The AAFCO (Association of American Feed Control Officials) regulates the pet food industry.  All labels must say the food is complete and balanced and approved by the AAFCO.  But this does not insure the actual quality of the foods listed on the label as being the best for your dog. And most foods are the minimum of what is expected from AAFCO. The quality of the products is not controlled, as long as it meets or exceeds the AAFCO’s label recommendations.

You are not going to find a quality food at the department or discount store, nor are you going to find qualified personal to help you with your questions.  Big companies have been known to sponsor dog shows and field trials.  They have the money to do so, it is all in their advertising budget.  Just because they sponsor dog events does not mean they are the producing the best dog food.

I am not pushing any one particular food. There are a lot of quality foods out there. I do feed one particular kind. A great locally made food that you can trust and one that does not carry a high price or fancy bag, it is American Natural Premium. It comes in a plain white bag but packed with all the healthy quality ingredients that your dog needs and deserves. Here is a link to the web site that tells you what is in the food. 
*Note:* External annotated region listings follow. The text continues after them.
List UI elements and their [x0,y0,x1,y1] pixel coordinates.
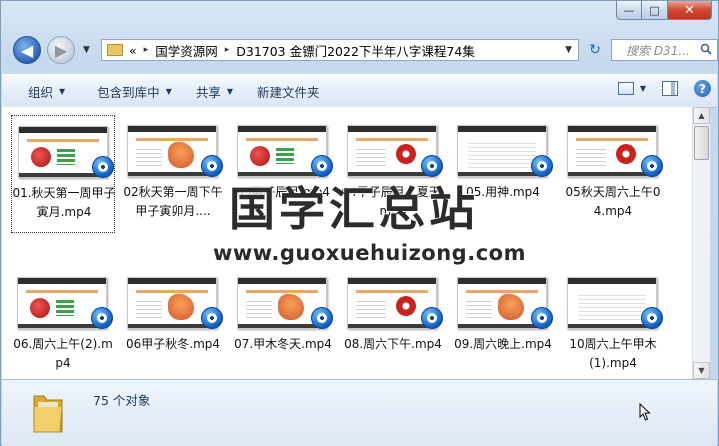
media-player-icon [311,307,333,329]
command-bar: 组织 ▼ 包含到库中 ▼ 共享 ▼ 新建文件夹 ▼ ? [2,74,717,108]
recent-pages-dropdown[interactable]: ▼ [83,45,90,55]
chevron-down-icon: ▼ [59,86,66,96]
file-name: 09.周六晚上.mp4 [454,337,552,351]
file-item[interactable]: 08.周六下午.mp4 [341,267,445,379]
media-player-icon [201,155,223,177]
file-name: 02秋天第一周下午甲子寅卯月.... [123,185,223,218]
watermark-url: www.guoxuehuizong.com [213,241,526,265]
file-name: 10周六上午甲木(1).mp4 [569,337,657,370]
breadcrumb-separator[interactable]: ▸ [225,45,230,55]
search-icon[interactable] [700,43,712,55]
forward-button[interactable]: ▶ [47,36,75,64]
vertical-scrollbar[interactable]: ▲ ▼ [692,107,710,379]
file-item[interactable]: 06.周六上午(2).mp4 [11,267,115,379]
organize-menu[interactable]: 组织 ▼ [2,82,79,101]
folder-icon [33,395,63,433]
back-button[interactable]: ◀ [13,36,41,64]
file-item[interactable]: 05秋天周六上午04.mp4 [561,115,665,233]
close-button[interactable]: ✕ [668,1,712,20]
address-bar[interactable]: « ▸ 国学资源网 ▸ D31703 金镖门2022下半年八字课程74集 ▼ [101,39,579,61]
share-label: 共享 [195,84,221,100]
file-name: 06甲子秋冬.mp4 [125,337,221,351]
media-player-icon [421,307,443,329]
help-icon[interactable]: ? [694,80,711,97]
organize-label: 组织 [28,84,54,100]
search-input[interactable]: 搜索 D31... [611,39,718,61]
folder-icon [107,44,123,56]
toolbar-right: ▼ ? [617,80,711,97]
media-player-icon [92,156,114,178]
include-library-label: 包含到库中 [97,84,160,100]
media-player-icon [531,155,553,177]
explorer-window: — □ ✕ ◀ ▶ ▼ « ▸ 国学资源网 ▸ D31703 金镖门2022下半… [0,0,719,446]
address-dropdown[interactable]: ▼ [565,45,572,55]
chevron-down-icon: ▼ [165,86,172,96]
change-view-icon[interactable] [617,82,634,95]
file-item[interactable]: 07.甲木冬天.mp4 [231,267,335,379]
file-item[interactable]: 02秋天第一周下午甲子寅卯月.... [121,115,225,233]
file-name: 06.周六上午(2).mp4 [13,337,113,370]
media-player-icon [641,155,663,177]
new-folder-label: 新建文件夹 [257,84,320,100]
file-name: 08.周六下午.mp4 [344,337,442,351]
file-item[interactable]: 10周六上午甲木(1).mp4 [561,267,665,379]
scroll-up-button[interactable]: ▲ [693,107,710,124]
maximize-button[interactable]: □ [642,1,668,20]
view-options-dropdown[interactable]: ▼ [640,84,646,93]
file-name: 05秋天周六上午04.mp4 [565,185,661,218]
search-placeholder: 搜索 D31... [626,43,690,58]
preview-pane-icon[interactable] [662,81,678,96]
scroll-thumb[interactable] [694,126,709,160]
media-player-icon [91,307,113,329]
new-folder-button[interactable]: 新建文件夹 [247,82,334,101]
breadcrumb-root[interactable]: 国学资源网 [155,41,218,60]
watermark-title: 国学汇总站 [229,182,479,236]
media-player-icon [201,307,223,329]
media-player-icon [531,307,553,329]
item-count: 75 个对象 [93,393,151,408]
minimize-button[interactable]: — [616,1,642,20]
breadcrumb-current[interactable]: D31703 金镖门2022下半年八字课程74集 [236,41,475,60]
breadcrumb-overflow[interactable]: « [129,43,137,58]
file-item[interactable]: 09.周六晚上.mp4 [451,267,555,379]
refresh-button[interactable]: ↻ [583,39,607,61]
file-item[interactable]: 06甲子秋冬.mp4 [121,267,225,379]
file-item[interactable]: 01.秋天第一周甲子寅月.mp4 [11,115,116,233]
navigation-bar: ◀ ▶ ▼ « ▸ 国学资源网 ▸ D31703 金镖门2022下半年八字课程7… [9,34,718,66]
scroll-down-button[interactable]: ▼ [693,362,710,379]
media-player-icon [641,307,663,329]
share-menu[interactable]: 共享 ▼ [186,82,247,101]
caption-buttons: — □ ✕ [616,1,712,20]
mouse-pointer-icon [639,403,651,421]
breadcrumb-separator[interactable]: ▸ [144,45,149,55]
include-library-menu[interactable]: 包含到库中 ▼ [79,82,186,101]
details-pane: 75 个对象 [2,379,717,446]
file-name: 01.秋天第一周甲子寅月.mp4 [12,186,116,219]
file-name: 07.甲木冬天.mp4 [234,337,332,351]
chevron-down-icon: ▼ [226,86,234,96]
We need to educate ourselves in what we are feeding our dogs.  If you have a hard working dog that is trying to give you their all, then you owe it to them to feed them the kind of quality food that will give them their best performance, coat and endurance, what they need to get the job done.  Skimping on quality is skimping on them. They give 100% and we need to do the same.

BIO:

I have been breeding and showing dogs for 38 years.  I have worked very closely with a local dog food company and with the vet I work for, Dr. Annamarie Dittmar.  I have had 35 years of hands-on experience with dog foods and have been involved with several dog food trials. My dogs compete in conformation (having over 100 champion titled dogs), agility, obedience, and although I don’t compete myself, my dogs have excelled in field and scent trials. I also have my own dog grooming business.  So my experience with dogs is widespread. It is important that my dogs get a quality food for performance as well as a beautiful healthy coat.  You can find my Bassets at www.oldefashion.com. I feed American Natural Premium as do most of my clients, including several hunting dogs, which have Master Hunter titles, and excel at their sport.

Additional information added 2 years later:

You have to be more careful than ever now when buying food.  You don’t want anything that is made in or ingredients bought from China.  There have been so many problems.  Read your labels carefully.  It may say packaged in the USA but read the fine print it may be made in or ingredients bought from China.  Only trust what is USDA approved in the USA.